Published data shows that low dose chemotherapy administered to AML patients will bring about a low response. But when you add venetolax to even a very low dose of chemotherapy, the response rates double.
Venetoclax appears to be the first drug specifically developed for patients seventy-five or older and patients with medical problems that preclude them from receiving the standard of care (7+3).
For patients who do not have the aforementioned mutations, other newly-approved and well-tolerated drugs are now available.
Venetoclax is considered one of the most important new drugs to be used in the treatment of AML. It is an oral drug that has been used in the treatment of chronic lymphocytic leukemia. Venetoclax has recently been approved in combination with three other drugs to treat AML.
Cancer can be viewed as a disturbance in the balance between cell death and cell growth. Without cancer therapy, leukemia cells are able to escape cell death. When they are treated with chemotherapy alone, the cancer cells can activate processes that prevent them from dying.
However, when you block a process called BCL-2 with venetoclax, the leukemia cells become sensitive to the chemotherapy and are destroyed.
About Response Rates
Results show that sixty to seventy percent of patients have benefited from venetoclax plus chemotherapy.
For years it was believed that patients 75 years or older would be unable to tolerate a bone marrow transplant that could completely eradicate AML. In a small study, thirty-one patients were administered venetoclax plus low dose chemotherapy.

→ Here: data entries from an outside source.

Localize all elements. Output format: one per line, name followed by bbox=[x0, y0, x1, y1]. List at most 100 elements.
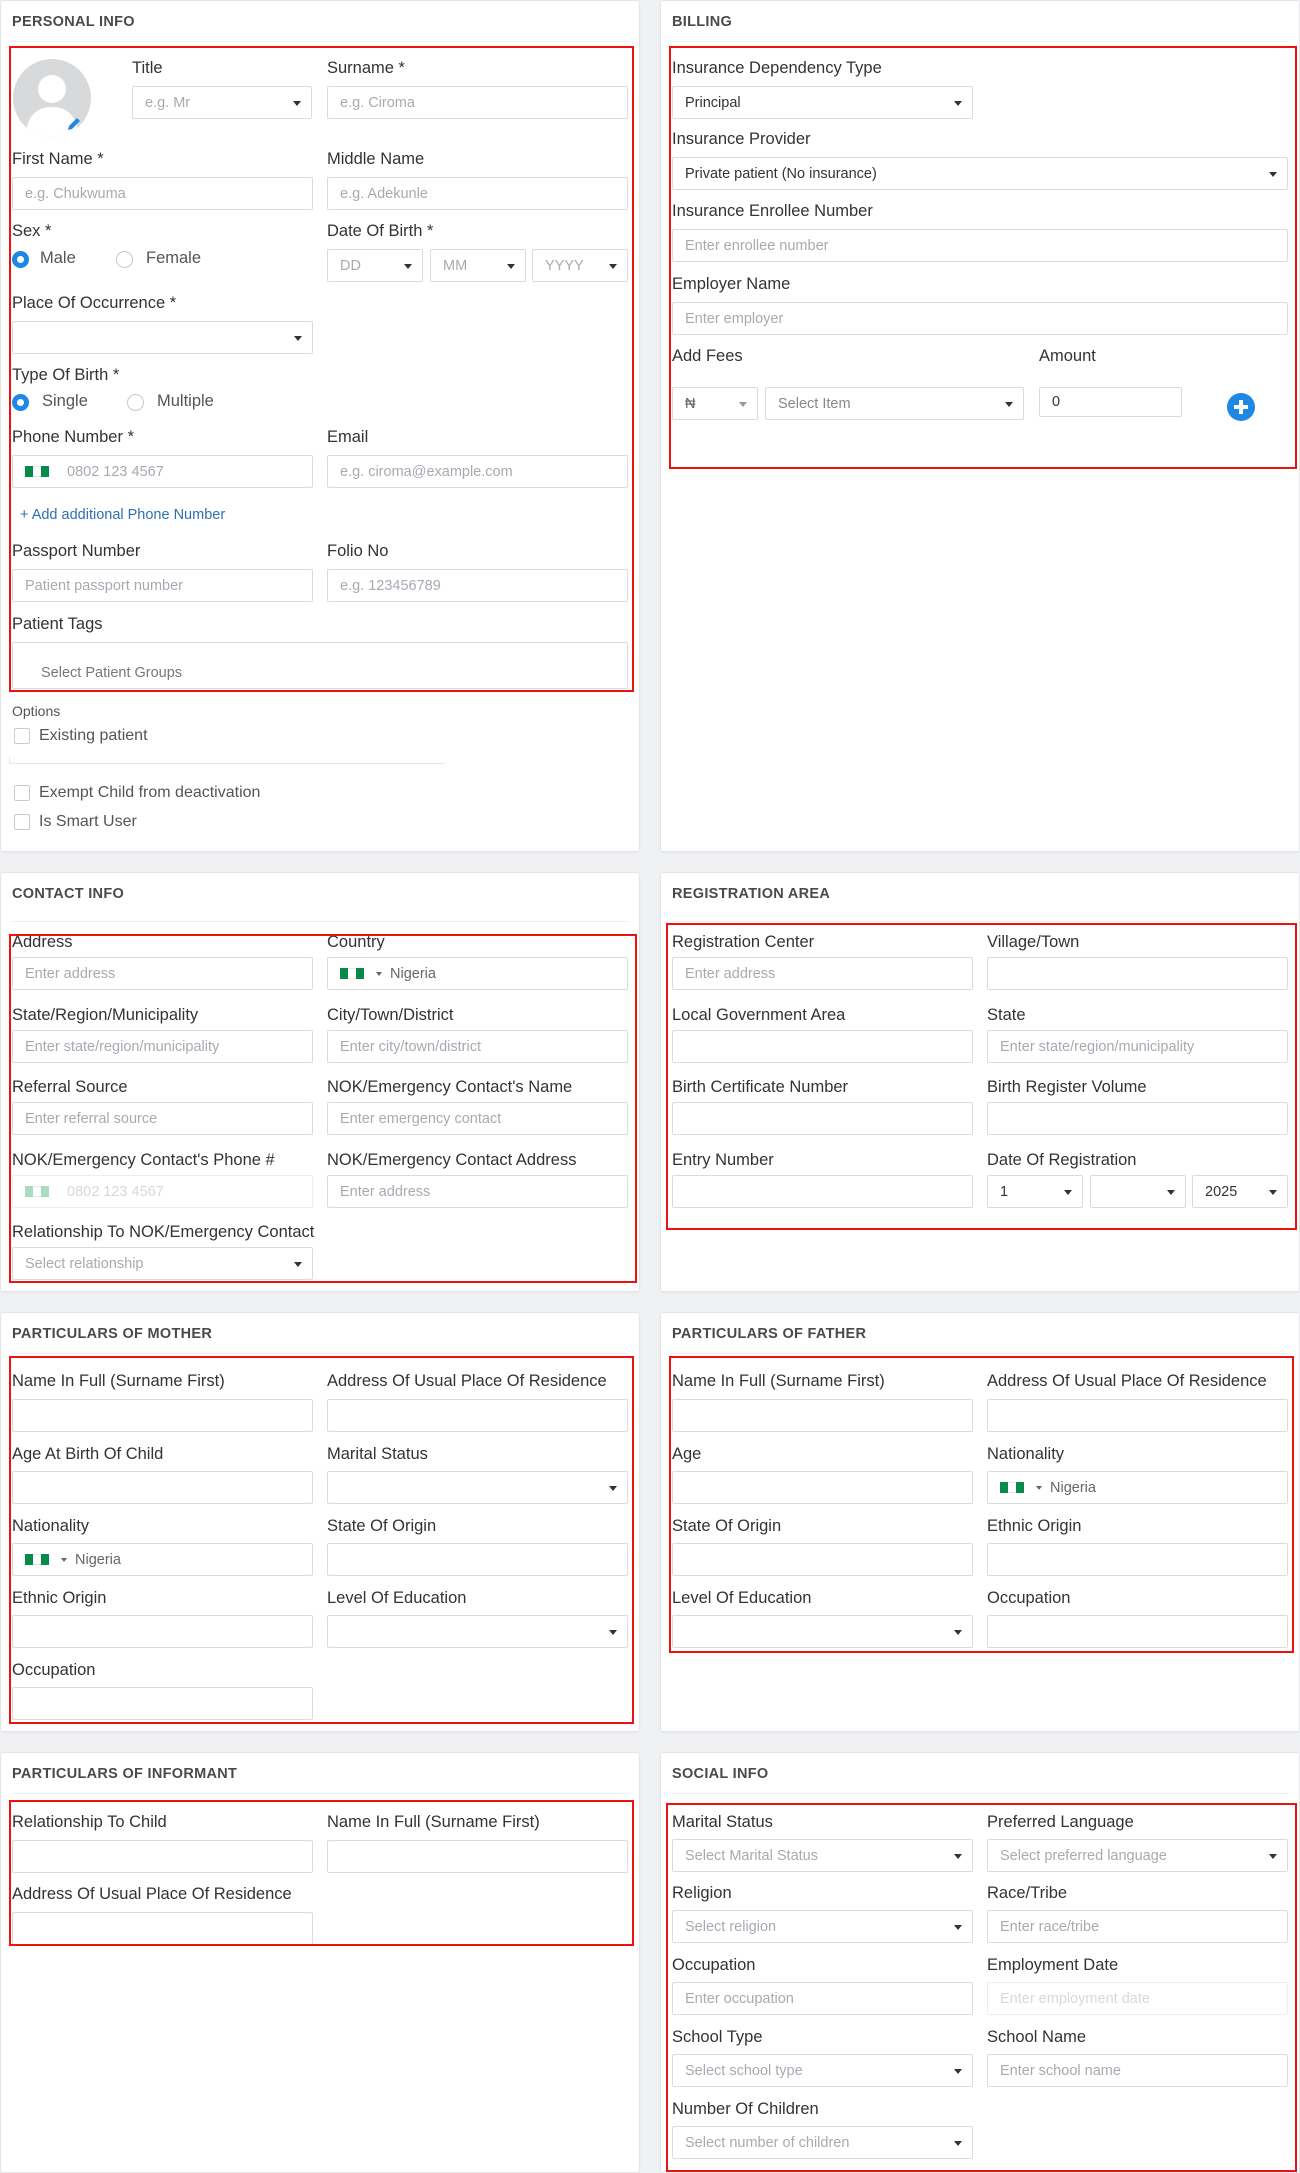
mother-education-select[interactable] bbox=[327, 1615, 628, 1648]
chevron-down-icon bbox=[954, 101, 962, 106]
personal-info-title: PERSONAL INFO bbox=[12, 14, 135, 30]
reg-state-label: State bbox=[987, 1006, 1026, 1024]
exempt-child-checkbox[interactable] bbox=[14, 785, 30, 801]
father-origin-input[interactable] bbox=[672, 1543, 973, 1576]
firstname-input[interactable]: e.g. Chukwuma bbox=[12, 177, 313, 210]
dob-year-select[interactable]: YYYY bbox=[532, 249, 628, 282]
reg-state-input[interactable]: Enter state/region/municipality bbox=[987, 1030, 1288, 1063]
city-label: City/Town/District bbox=[327, 1006, 454, 1024]
father-name-input[interactable] bbox=[672, 1399, 973, 1432]
mother-marital-select[interactable] bbox=[327, 1471, 628, 1504]
passport-label: Passport Number bbox=[12, 542, 141, 560]
nok-phone-placeholder: 0802 123 4567 bbox=[67, 1183, 164, 1200]
phone-input[interactable]: 0802 123 4567 bbox=[12, 455, 313, 488]
chevron-down-icon bbox=[1005, 402, 1013, 407]
passport-input[interactable]: Patient passport number bbox=[12, 569, 313, 602]
informant-address-input[interactable] bbox=[12, 1912, 313, 1945]
father-age-input[interactable] bbox=[672, 1471, 973, 1504]
social-marital-label: Marital Status bbox=[672, 1813, 773, 1831]
religion-select[interactable]: Select religion bbox=[672, 1910, 973, 1943]
dob-month-select[interactable]: MM bbox=[430, 249, 526, 282]
mother-occupation-input[interactable] bbox=[12, 1687, 313, 1720]
mother-education-label: Level Of Education bbox=[327, 1589, 467, 1607]
dob-month-placeholder: MM bbox=[443, 257, 468, 274]
enrollee-label: Insurance Enrollee Number bbox=[672, 202, 873, 220]
employer-input[interactable]: Enter employer bbox=[672, 302, 1288, 335]
currency-select[interactable]: ₦ bbox=[672, 387, 758, 420]
social-occupation-input[interactable]: Enter occupation bbox=[672, 1982, 973, 2015]
chevron-down-icon bbox=[1036, 1485, 1042, 1490]
informant-relationship-input[interactable] bbox=[12, 1840, 313, 1873]
existing-patient-checkbox[interactable] bbox=[14, 728, 30, 744]
nok-address-input[interactable]: Enter address bbox=[327, 1175, 628, 1208]
father-occupation-input[interactable] bbox=[987, 1615, 1288, 1648]
informant-name-input[interactable] bbox=[327, 1840, 628, 1873]
social-marital-select[interactable]: Select Marital Status bbox=[672, 1839, 973, 1872]
birth-multiple-radio[interactable] bbox=[127, 394, 144, 411]
billing-card: BILLING Insurance Dependency Type Princi… bbox=[660, 0, 1300, 852]
reg-year-select[interactable]: 2025 bbox=[1192, 1175, 1288, 1208]
birth-cert-input[interactable] bbox=[672, 1102, 973, 1135]
divider bbox=[12, 921, 628, 922]
state-input[interactable]: Enter state/region/municipality bbox=[12, 1030, 313, 1063]
children-select[interactable]: Select number of children bbox=[672, 2126, 973, 2159]
school-name-input[interactable]: Enter school name bbox=[987, 2054, 1288, 2087]
village-input[interactable] bbox=[987, 957, 1288, 990]
folio-input[interactable]: e.g. 123456789 bbox=[327, 569, 628, 602]
enrollee-input[interactable]: Enter enrollee number bbox=[672, 229, 1288, 262]
mother-origin-input[interactable] bbox=[327, 1543, 628, 1576]
reg-day-select[interactable]: 1 bbox=[987, 1175, 1083, 1208]
father-occupation-label: Occupation bbox=[987, 1589, 1071, 1607]
divider bbox=[12, 1353, 628, 1354]
surname-input[interactable]: e.g. Ciroma bbox=[327, 86, 628, 119]
provider-select[interactable]: Private patient (No insurance) bbox=[672, 157, 1288, 190]
father-nationality-select[interactable]: Nigeria bbox=[987, 1471, 1288, 1504]
title-select[interactable]: e.g. Mr bbox=[132, 86, 312, 119]
entry-number-input[interactable] bbox=[672, 1175, 973, 1208]
address-input[interactable]: Enter address bbox=[12, 957, 313, 990]
country-select[interactable]: Nigeria bbox=[327, 957, 628, 990]
birth-single-radio[interactable] bbox=[12, 394, 29, 411]
employment-date-input[interactable]: Enter employment date bbox=[987, 1982, 1288, 2015]
add-fee-icon[interactable] bbox=[1227, 393, 1255, 421]
relationship-select[interactable]: Select relationship bbox=[12, 1247, 313, 1280]
smart-user-checkbox[interactable] bbox=[14, 814, 30, 830]
school-type-select[interactable]: Select school type bbox=[672, 2054, 973, 2087]
fee-item-select[interactable]: Select Item bbox=[765, 387, 1024, 420]
reg-month-select[interactable] bbox=[1090, 1175, 1186, 1208]
father-title: PARTICULARS OF FATHER bbox=[672, 1326, 867, 1342]
mother-address-input[interactable] bbox=[327, 1399, 628, 1432]
register-volume-input[interactable] bbox=[987, 1102, 1288, 1135]
city-input[interactable]: Enter city/town/district bbox=[327, 1030, 628, 1063]
father-education-select[interactable] bbox=[672, 1615, 973, 1648]
village-label: Village/Town bbox=[987, 933, 1080, 951]
divider bbox=[672, 41, 1288, 42]
add-phone-link[interactable]: + Add additional Phone Number bbox=[20, 507, 225, 523]
father-ethnic-input[interactable] bbox=[987, 1543, 1288, 1576]
amount-input[interactable]: 0 bbox=[1039, 387, 1182, 417]
nok-phone-input[interactable]: 0802 123 4567 bbox=[12, 1175, 313, 1208]
dependency-select[interactable]: Principal bbox=[672, 86, 973, 119]
language-select[interactable]: Select preferred language bbox=[987, 1839, 1288, 1872]
sex-male-radio[interactable] bbox=[12, 251, 29, 268]
sex-male-label: Male bbox=[40, 249, 76, 267]
father-address-input[interactable] bbox=[987, 1399, 1288, 1432]
email-label: Email bbox=[327, 428, 369, 446]
referral-input[interactable]: Enter referral source bbox=[12, 1102, 313, 1135]
nok-name-input[interactable]: Enter emergency contact bbox=[327, 1102, 628, 1135]
middlename-input[interactable]: e.g. Adekunle bbox=[327, 177, 628, 210]
race-input[interactable]: Enter race/tribe bbox=[987, 1910, 1288, 1943]
email-input[interactable]: e.g. ciroma@example.com bbox=[327, 455, 628, 488]
tags-multiselect[interactable]: Select Patient Groups bbox=[12, 642, 628, 689]
mother-nationality-select[interactable]: Nigeria bbox=[12, 1543, 313, 1576]
place-select[interactable] bbox=[12, 321, 313, 354]
lga-input[interactable] bbox=[672, 1030, 973, 1063]
mother-age-input[interactable] bbox=[12, 1471, 313, 1504]
sex-female-radio[interactable] bbox=[116, 251, 133, 268]
edit-avatar-icon[interactable] bbox=[65, 115, 83, 133]
mother-ethnic-input[interactable] bbox=[12, 1615, 313, 1648]
provider-value: Private patient (No insurance) bbox=[685, 165, 877, 182]
reg-center-input[interactable]: Enter address bbox=[672, 957, 973, 990]
mother-name-input[interactable] bbox=[12, 1399, 313, 1432]
dob-day-select[interactable]: DD bbox=[327, 249, 423, 282]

These patients were eventually able to receive a bone marrow transplant and were still in remission after twelve months with two-thirds of those patients still alive at the two year mark.
About Maintenance Therapy
Looking back several decades we find that after the first round of the aggressive 7+3 induction, patients had been expected to undergo bone marrow transplant.
There are many reasons why this is not feasible. In lieu of a bone marrow transplant, two or three additional doses of chemotherapy would be administered to prevent the return of cancer. Many older patients were not able to tolerate these additional rounds.
Now a new oral drug called CC-486 has been developed and approved. It is being used as maintenance therapy for AML patients who are older or who have other illnesses that preclude them from receiving a bone marrow transplant.
CC-486 is taken fourteen days out of each month for one year. So far, it has been fifty percent effective in prolonging survival and delaying the time before the cancer returns. Its companion drug is decitabine which some clinicians claim is also effective in this setting.
One type of immunotherapy involves activating antibodies to recognize and bind to immune cells as well as cancer cells.
Another type of immunotherapy involves removing immune cells from patients and genetically modifying them in the lab. Then they are re-infused back into the body and target the AML cells.
Both of these processes have generated encouraging responses.
About Pediatric ALL
Dr. Wang ended her excellent presentation with very good news about acute lymphocytic leukemia (ALL). She explained that in the 1960s and 1970s the disease was ninety percent fatal.
By the year 2000, ninety percent of children with ALL survived. It is extremely encouraging to see the survival rate for these children change from only ten percent survival to over ninety percent.
Dr. Wang and her associates hope to see the same results for AML.